Sort Posts: Previous Next
  •  06-12-2011, 3:02 AM 82788

    Regular Expression for LeadLag

    Hi All,

    I need regular expression to validate the text

    The text might be in any of the below format

    LeadLag(22,+@2,33)

    LeadLag(22,-@2,33)

    LeadLag(22,-@2)

    LeadLag(22,33)

    In place of 22,33 and 2 there might be any number

    I do not know much about how to generate regular expression for the string as above.

    Can anybody please help me out?

    Thanks in Advance,
    Mahesh Marathe

  •  06-12-2011, 6:58 AM 82789 in reply to 82788

    Re: Regular Expression for LeadLag

    Hi Maheshh,

     

    That will do it:

      

     ^LeadLag\(\d{1,3},[\d\+\-][@\d]?[\d]*\)?[,$]?\d{0,3}\)?$?

    I assumed that:

     

    1).The first number has 1 to 3 digits,followed by a period,

    2).the second number has 1 to 3 digits, additionally you CAN have in the first place + or -, in second place @,

     3).there CAN be a third numer, 1 to 3 digits.

     

     

    Greetz

     

     

    Artur

     

  •  06-12-2011, 9:27 AM 82790 in reply to 82789

    Re: Regular Expression for LeadLag

    Hi Artur,

    Thanks for your quick reply

    I tested this expression against -->   LeadLag(100,101+102@103,104)

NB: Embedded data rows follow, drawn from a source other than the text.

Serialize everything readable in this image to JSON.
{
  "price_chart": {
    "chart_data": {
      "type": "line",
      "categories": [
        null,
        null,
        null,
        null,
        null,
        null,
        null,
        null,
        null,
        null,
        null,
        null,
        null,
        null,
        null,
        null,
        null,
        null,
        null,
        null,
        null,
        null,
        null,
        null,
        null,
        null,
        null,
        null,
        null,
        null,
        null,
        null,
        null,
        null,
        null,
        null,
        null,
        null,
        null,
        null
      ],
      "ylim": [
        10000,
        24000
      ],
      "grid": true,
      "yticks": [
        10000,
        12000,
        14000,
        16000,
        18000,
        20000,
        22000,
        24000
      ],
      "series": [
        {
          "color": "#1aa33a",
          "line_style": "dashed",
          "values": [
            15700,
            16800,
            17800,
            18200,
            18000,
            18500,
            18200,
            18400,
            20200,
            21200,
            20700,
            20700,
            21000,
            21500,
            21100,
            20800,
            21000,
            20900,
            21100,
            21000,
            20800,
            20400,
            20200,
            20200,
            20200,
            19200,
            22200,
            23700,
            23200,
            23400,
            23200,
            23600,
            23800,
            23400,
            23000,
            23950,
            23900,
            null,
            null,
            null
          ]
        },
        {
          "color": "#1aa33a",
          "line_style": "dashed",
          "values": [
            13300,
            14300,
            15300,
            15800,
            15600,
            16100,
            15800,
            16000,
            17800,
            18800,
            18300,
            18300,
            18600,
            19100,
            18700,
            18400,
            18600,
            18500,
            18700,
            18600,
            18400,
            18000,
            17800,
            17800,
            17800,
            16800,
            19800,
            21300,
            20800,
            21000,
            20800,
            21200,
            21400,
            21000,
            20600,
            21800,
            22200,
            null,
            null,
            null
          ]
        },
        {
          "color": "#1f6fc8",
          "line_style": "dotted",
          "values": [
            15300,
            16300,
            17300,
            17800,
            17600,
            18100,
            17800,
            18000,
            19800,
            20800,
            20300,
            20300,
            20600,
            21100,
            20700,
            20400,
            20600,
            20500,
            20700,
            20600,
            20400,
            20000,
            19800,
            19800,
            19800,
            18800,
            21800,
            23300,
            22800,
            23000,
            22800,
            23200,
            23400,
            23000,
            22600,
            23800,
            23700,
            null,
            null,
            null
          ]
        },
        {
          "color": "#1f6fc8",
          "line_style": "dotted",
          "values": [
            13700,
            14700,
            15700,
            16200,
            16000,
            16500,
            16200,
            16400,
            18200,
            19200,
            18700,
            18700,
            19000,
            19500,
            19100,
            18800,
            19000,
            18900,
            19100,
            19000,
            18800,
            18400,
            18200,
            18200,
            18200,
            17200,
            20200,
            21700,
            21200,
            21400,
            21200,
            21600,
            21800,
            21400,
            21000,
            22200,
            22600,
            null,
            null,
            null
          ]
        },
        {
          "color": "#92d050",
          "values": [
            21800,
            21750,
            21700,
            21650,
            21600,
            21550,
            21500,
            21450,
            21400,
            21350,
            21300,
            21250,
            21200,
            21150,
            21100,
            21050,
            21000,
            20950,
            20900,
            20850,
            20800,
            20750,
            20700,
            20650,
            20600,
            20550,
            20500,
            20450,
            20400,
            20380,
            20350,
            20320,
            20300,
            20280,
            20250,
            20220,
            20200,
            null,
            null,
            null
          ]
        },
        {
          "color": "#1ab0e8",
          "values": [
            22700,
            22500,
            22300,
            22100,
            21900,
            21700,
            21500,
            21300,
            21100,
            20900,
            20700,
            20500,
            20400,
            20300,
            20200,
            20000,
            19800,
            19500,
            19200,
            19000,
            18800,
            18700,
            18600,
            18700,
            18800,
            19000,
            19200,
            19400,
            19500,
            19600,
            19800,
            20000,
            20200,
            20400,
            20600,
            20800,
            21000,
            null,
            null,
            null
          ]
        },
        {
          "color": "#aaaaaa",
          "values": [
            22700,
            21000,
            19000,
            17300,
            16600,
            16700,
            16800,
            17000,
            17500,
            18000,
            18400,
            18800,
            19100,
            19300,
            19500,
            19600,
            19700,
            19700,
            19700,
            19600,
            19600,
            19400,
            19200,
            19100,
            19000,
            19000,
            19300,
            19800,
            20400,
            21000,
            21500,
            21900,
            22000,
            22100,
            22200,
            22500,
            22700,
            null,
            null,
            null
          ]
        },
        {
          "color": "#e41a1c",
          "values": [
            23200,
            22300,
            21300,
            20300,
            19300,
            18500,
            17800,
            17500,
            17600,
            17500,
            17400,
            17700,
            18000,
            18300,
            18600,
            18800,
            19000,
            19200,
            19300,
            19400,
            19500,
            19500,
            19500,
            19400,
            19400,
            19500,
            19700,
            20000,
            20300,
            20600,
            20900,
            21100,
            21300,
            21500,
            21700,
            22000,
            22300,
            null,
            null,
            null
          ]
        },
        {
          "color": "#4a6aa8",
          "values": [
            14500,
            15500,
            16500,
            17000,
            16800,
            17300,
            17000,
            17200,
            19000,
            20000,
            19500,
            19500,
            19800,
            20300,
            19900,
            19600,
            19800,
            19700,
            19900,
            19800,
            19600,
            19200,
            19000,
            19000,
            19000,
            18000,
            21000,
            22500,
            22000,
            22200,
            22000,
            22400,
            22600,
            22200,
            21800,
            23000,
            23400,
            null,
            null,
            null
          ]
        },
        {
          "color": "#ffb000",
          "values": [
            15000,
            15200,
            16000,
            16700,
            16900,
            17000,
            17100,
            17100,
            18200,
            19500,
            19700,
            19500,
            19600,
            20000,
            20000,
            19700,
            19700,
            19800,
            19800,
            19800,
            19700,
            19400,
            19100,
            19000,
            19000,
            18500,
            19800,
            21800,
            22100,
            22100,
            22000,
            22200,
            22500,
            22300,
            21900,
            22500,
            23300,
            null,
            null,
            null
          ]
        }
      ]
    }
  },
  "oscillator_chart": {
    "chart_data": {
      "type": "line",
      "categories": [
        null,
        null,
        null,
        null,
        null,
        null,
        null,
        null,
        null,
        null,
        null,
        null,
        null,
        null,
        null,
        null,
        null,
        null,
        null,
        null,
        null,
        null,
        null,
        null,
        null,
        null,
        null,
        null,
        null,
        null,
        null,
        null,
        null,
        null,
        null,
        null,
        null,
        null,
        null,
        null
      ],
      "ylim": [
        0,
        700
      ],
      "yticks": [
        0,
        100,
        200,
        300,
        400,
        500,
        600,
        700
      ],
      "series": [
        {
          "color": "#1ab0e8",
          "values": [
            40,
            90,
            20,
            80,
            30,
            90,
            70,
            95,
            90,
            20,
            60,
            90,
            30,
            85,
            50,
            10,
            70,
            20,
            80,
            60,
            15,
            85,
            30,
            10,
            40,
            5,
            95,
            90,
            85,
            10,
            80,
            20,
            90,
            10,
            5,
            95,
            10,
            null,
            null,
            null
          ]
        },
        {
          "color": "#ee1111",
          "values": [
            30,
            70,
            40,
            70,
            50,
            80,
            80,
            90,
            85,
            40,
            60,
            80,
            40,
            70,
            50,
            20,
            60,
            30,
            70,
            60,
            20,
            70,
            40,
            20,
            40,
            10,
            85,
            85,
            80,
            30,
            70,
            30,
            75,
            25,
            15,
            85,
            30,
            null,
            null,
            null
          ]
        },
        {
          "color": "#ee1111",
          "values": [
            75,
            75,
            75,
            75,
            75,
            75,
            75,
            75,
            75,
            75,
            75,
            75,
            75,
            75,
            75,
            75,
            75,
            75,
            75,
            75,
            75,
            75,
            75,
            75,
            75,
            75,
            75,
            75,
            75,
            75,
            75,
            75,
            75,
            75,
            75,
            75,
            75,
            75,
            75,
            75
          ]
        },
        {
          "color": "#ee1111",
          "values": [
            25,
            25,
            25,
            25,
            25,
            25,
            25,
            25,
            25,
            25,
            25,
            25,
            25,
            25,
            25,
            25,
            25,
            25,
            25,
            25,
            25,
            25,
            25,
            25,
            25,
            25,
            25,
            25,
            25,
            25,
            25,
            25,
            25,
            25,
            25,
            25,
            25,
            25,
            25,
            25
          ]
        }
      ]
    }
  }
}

    it is allowing number after first ','  and before '@'
    i.e. 101 and 102

    Our string only contains + or - and then @ after first ','
    for e.g --> ',+@103'  OR ',-@103'

    Could you please modify the expression accordingly?

    Please let me know if you need any more information?

    Regards,
    Mahesh

  •  06-13-2011, 7:44 PM 82810 in reply to 82790

    Re: Regular Expression for LeadLag

    I don't wish to be rude to either you or Artur as both of you are new to this forum, but this is an example of what happens when you don't follow the posting guidelines in the sticky note at the beginning of this forum (where it specifically requests that you don;t use made up examples), you don't specify fully the various alternative character sequences that can occur, and you don't test pattern suggestions against real examples (including negative matches).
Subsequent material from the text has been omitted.